Nuestra Comunidad: Local organization helps Peruvian children in need

Maritza Castro distinctly remembers the 90-minute walk that she and her team of volunteers traveled to the highest hill of the Lambayeque region of Peru in order to deliver medicine, food and school supplies.

That was not the only memory, however. When Castro returned to Georgia, she brought with her a handful of medical evaluations from the local doctors who had attended to the children in that rural area. One said: “Age: 6 years; Weight: 30 pounds.” Every exam record pointed out the same startling concern: many of the children suffer from being underweight.

That visit, which took place in early September, is one of many that Castro makes to Peru annually. She and her dedicated team travel to Peru approximately four times a year through her organization Lazos de Ayuda.

The organization has been helping children in need in Peru since 2008.

Little by little, Castro’s desire to help others, even with her own belongings, eventually turned into a bigger dream.

“I was 27 years old when I came to Georgia. Like everyone else, my beginnings here were difficult. I started my company, and there were wonderful people who helped me,” said Castro, president of Lazos de Ayuda.

“When I returned to my country and saw the need that was there, I told myself it was time to share more. That it was time to create an organization where larger businesses could collaborate too,” she explained.

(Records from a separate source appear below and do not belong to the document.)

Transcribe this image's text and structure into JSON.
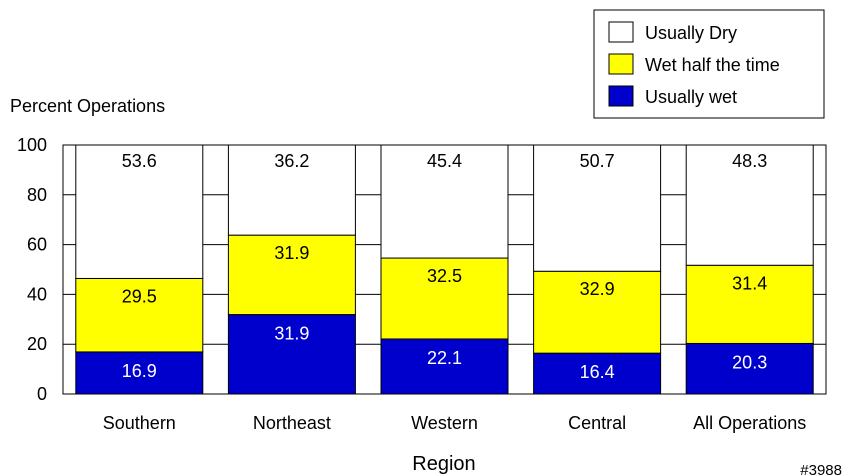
{
  "chart_data": {
    "type": "bar",
    "stacked": true,
    "categories": [
      "Southern",
      "Northeast",
      "Western",
      "Central",
      "All Operations"
    ],
    "series": [
      {
        "name": "Usually wet",
        "color": "#0000cc",
        "label_color": "#ffffff",
        "values": [
          16.9,
          31.9,
          22.1,
          16.4,
          20.3
        ]
      },
      {
        "name": "Wet half the time",
        "color": "#ffff00",
        "label_color": "#000000",
        "values": [
          29.5,
          31.9,
          32.5,
          32.9,
          31.4
        ]
      },
      {
        "name": "Usually Dry",
        "color": "#ffffff",
        "label_color": "#000000",
        "values": [
          53.6,
          36.2,
          45.4,
          50.7,
          48.3
        ]
      }
    ],
    "legend_order": [
      "Usually Dry",
      "Wet half the time",
      "Usually wet"
    ],
    "legend_position": "top-right",
    "ylabel": "Percent Operations",
    "xlabel": "Region",
    "ylim": [
      0,
      100
    ],
    "yticks": [
      0,
      20,
      40,
      60,
      80,
      100
    ],
    "grid": true,
    "footnote": "#3988"
  }
}
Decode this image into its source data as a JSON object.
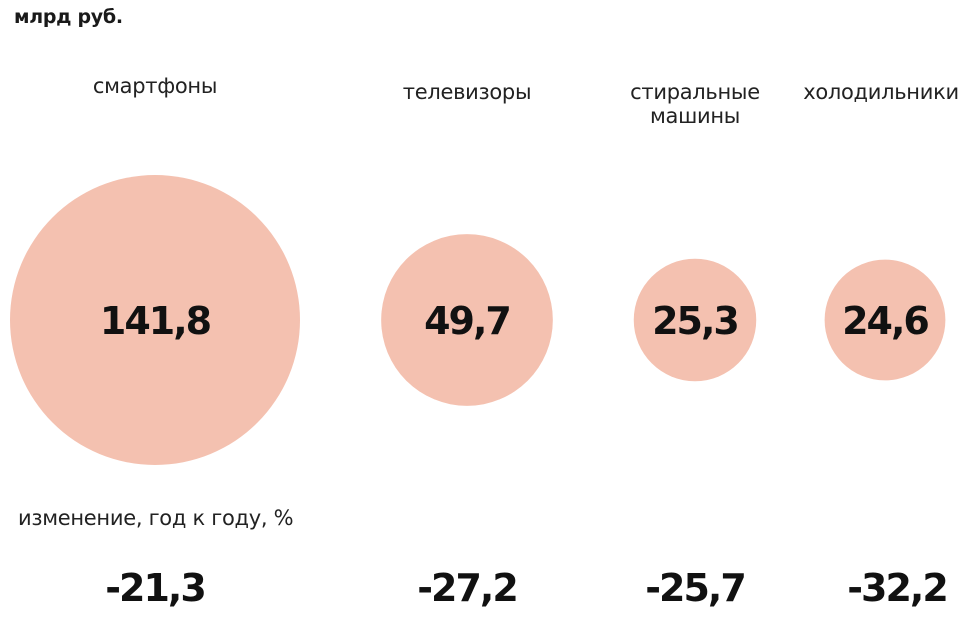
{
  "unit_label": "млрд руб.",
  "change_caption": "изменение, год к году, %",
  "chart_data": {
    "type": "bubble",
    "unit": "млрд руб.",
    "categories": [
      "смартфоны",
      "телевизоры",
      "стиральные\nмашины",
      "холодильники"
    ],
    "values": [
      141.8,
      49.7,
      25.3,
      24.6
    ],
    "value_labels": [
      "141,8",
      "49,7",
      "25,3",
      "24,6"
    ],
    "change_yoy_percent": [
      -21.3,
      -27.2,
      -25.7,
      -32.2
    ],
    "change_labels": [
      "-21,3",
      "-27,2",
      "-25,7",
      "-32,2"
    ],
    "bubble_color": "#f4c1b0"
  }
}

Today, the entity works to attend to the educational, health and spiritual needs of the Peruvian community in Lambayeque. This includes delivering school supplies to children and providing educational presentations, sewing and dressmaking workshops, hairstyling classes and medical visits in the most remote locations of that region.

The effort requires not only the support of the volunteers, who help through galas, events and donations, but also the doctors and other health specialists within Peru.

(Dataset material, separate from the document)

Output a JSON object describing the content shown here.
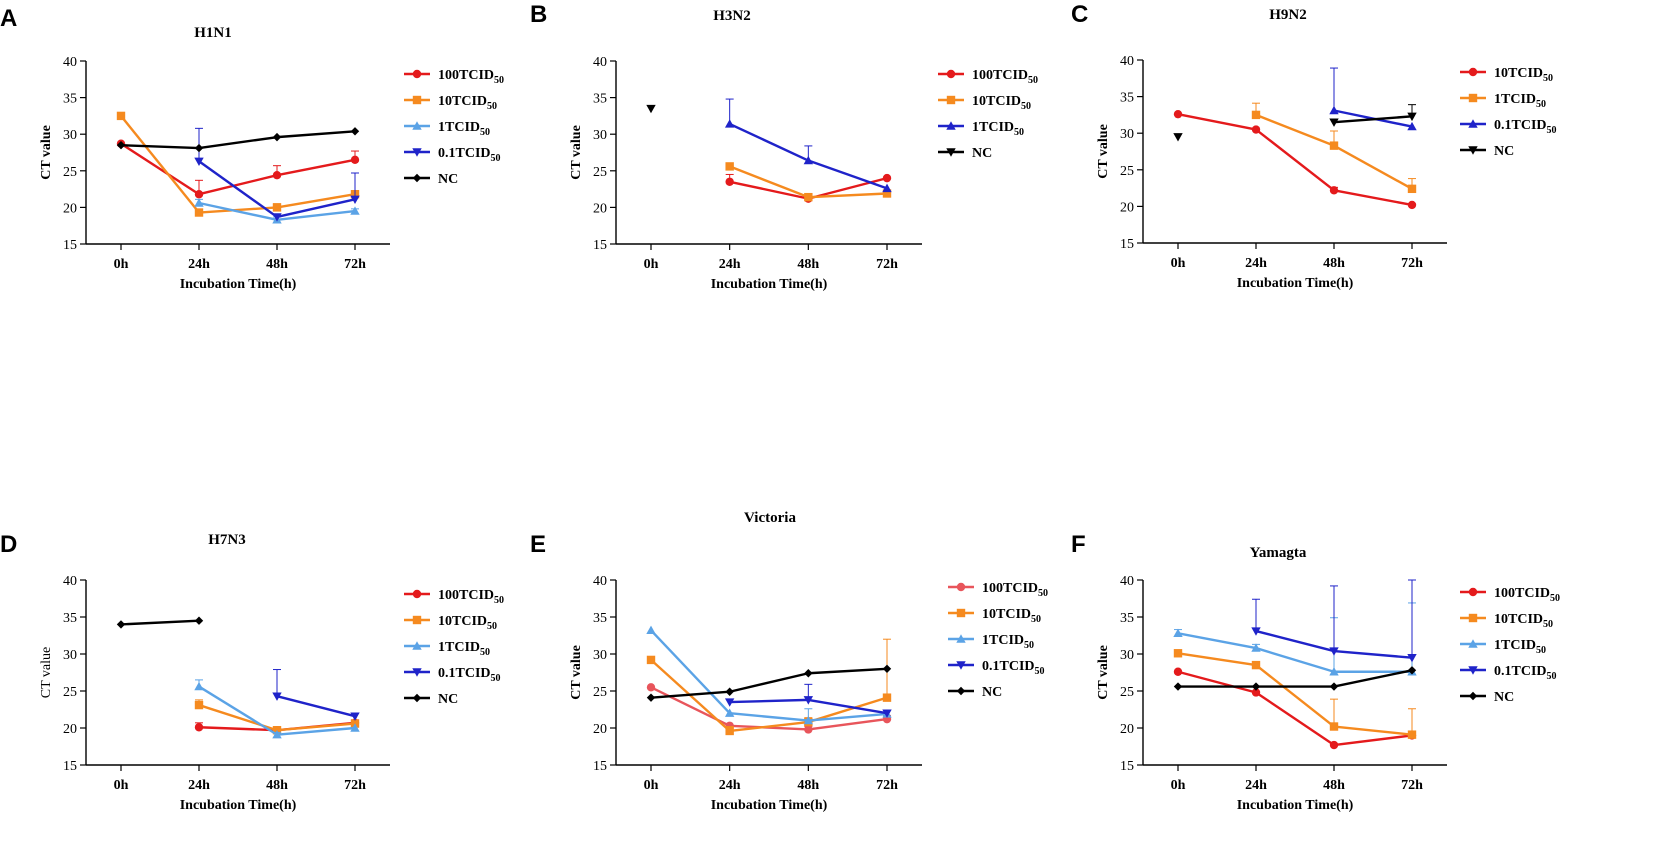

“Being a part of Lazos de Ayuda has left a deep mark on my heart that guides me to help those in need,” explained Fiorella I. Álamo, a psychologist and volunteer based in Peru.

Volunteer Diana Janeth Casusol, a young medical student at the Universidad Nacional Pedro Ruiz Gallo in Peru, feels the same satisfaction in her work.

“Thanks to Lazos de Ayuda, we are able to convey a message of comradeship, solidarity, mutual help, understanding, generosity, teamwork and, above all, we are able to give from the much or the little that we have to our friends and brothers. Our spirit is enriched with virtue when we give even just our time and talk to those children in the most distant of areas, that are in the most financial need, but through their enthusiasm and values, they also fill us with their sweet and innocent energy.”